An $800 million Honda plant that opened last week in the central state of Guanajuato will produce more than 200,000 Fit hatchbacks and compact sport-utility vehicles a year, helping push total Mexican car exports to the U.S. to 1.7 million in 2014, roughly 200,000 more than Japan, consulting firm IHS Automotive said. And with another big plant starting this week, Mexico is expected to surpass Canada for the top spot by the end of 2015.
“It’s a safe bet,” said Eduardo Solis, president of the Mexican Automotive Industry Association. “Mexico is now one of the major global players in car manufacturing.”
When the North American Free Trade Agreement was signed two decades ago, Mexico produced 6 percent of the cars built in North America.

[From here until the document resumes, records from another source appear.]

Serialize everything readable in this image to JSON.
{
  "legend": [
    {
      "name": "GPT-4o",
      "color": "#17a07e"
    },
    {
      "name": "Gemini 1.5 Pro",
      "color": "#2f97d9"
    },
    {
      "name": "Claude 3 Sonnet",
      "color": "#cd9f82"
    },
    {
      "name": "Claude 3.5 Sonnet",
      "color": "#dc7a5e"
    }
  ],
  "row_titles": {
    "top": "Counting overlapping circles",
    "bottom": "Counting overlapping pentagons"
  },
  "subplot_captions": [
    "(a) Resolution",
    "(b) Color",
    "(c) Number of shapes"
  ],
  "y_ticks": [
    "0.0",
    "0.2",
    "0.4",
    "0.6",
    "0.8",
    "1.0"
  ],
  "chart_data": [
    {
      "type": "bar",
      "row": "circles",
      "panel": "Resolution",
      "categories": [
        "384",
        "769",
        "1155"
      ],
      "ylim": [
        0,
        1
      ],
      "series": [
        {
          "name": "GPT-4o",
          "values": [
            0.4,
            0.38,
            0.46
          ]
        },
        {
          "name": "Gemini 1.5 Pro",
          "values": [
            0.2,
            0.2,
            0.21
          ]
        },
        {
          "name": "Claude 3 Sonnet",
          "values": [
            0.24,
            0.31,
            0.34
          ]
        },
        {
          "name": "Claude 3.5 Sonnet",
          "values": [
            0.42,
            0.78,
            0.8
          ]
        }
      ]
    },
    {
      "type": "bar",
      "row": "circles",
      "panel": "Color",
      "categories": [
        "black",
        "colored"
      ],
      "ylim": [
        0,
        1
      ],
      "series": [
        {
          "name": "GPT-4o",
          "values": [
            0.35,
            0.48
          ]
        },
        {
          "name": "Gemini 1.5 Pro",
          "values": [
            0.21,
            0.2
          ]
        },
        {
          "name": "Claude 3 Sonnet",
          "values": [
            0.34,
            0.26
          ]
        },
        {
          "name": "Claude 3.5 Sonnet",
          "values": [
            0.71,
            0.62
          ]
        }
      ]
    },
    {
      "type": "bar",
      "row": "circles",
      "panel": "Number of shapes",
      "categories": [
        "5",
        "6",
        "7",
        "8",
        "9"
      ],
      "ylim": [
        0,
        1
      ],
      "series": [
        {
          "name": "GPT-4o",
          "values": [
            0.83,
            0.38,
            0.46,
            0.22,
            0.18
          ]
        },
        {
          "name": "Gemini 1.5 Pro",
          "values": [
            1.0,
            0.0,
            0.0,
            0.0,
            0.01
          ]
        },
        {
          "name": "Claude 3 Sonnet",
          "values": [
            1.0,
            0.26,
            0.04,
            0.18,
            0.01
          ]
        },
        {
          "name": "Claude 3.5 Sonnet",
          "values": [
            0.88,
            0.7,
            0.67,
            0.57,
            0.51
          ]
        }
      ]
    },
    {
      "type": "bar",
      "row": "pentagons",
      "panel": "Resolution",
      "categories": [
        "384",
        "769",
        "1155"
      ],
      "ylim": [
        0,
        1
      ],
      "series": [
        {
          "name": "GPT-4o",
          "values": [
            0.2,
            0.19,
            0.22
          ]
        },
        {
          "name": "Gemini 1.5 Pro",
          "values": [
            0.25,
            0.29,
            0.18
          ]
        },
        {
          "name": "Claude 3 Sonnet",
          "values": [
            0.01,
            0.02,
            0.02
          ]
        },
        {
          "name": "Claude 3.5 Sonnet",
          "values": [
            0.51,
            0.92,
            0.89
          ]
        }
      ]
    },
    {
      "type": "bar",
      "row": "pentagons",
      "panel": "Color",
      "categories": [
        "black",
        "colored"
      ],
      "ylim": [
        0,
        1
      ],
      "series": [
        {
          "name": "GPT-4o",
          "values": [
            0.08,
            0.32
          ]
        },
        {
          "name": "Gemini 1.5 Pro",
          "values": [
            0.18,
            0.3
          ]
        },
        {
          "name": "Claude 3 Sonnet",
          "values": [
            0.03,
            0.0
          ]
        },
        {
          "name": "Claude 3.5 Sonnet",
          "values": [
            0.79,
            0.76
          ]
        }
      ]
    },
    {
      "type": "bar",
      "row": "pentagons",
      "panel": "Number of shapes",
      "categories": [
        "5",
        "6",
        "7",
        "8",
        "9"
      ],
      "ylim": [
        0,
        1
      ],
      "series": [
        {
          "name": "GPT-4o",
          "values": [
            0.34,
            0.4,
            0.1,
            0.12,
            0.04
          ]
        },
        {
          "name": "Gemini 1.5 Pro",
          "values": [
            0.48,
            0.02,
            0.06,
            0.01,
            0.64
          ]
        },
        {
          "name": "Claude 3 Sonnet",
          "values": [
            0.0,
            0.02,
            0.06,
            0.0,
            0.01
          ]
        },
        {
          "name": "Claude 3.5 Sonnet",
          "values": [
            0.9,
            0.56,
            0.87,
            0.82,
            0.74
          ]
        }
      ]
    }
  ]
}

It now provides 19 percent. Total Mexican car production has risen 39 percent from 2007, to nearly 3 million cars a year. The total value of Mexico’s car exports surged from $40 billion to $70.6 billion over that span.
Manufacturing in Mexico is now cheaper than in many places in China, though most of the cars and trucks made in North America are still produced in the U.S. for domestic consumption and export to other countries.
And many of the vehicles built in Mexico are assembled with parts that are produced in the United States and Canada and cross the border without tariffs under NAFTA.
“There was a realization that there were some structural issues that had to be resolved in the auto industry to make it more competitive again. Moving parts, not all of the production, to Mexico was a good way to deal with that,” said Christopher Wilson, an expert in U.S.-Mexico economic relations for the Woodrow Wilson International Center for Scholars.
Mexico’s government and the car industry say the automotive industry has become the primary source of foreign currency for Mexico, surpassing oil exports and remittances from immigrants in the United States.
Much of the new production is by Japanese companies drawn by the ability to move parts into and out of Mexico without tariffs.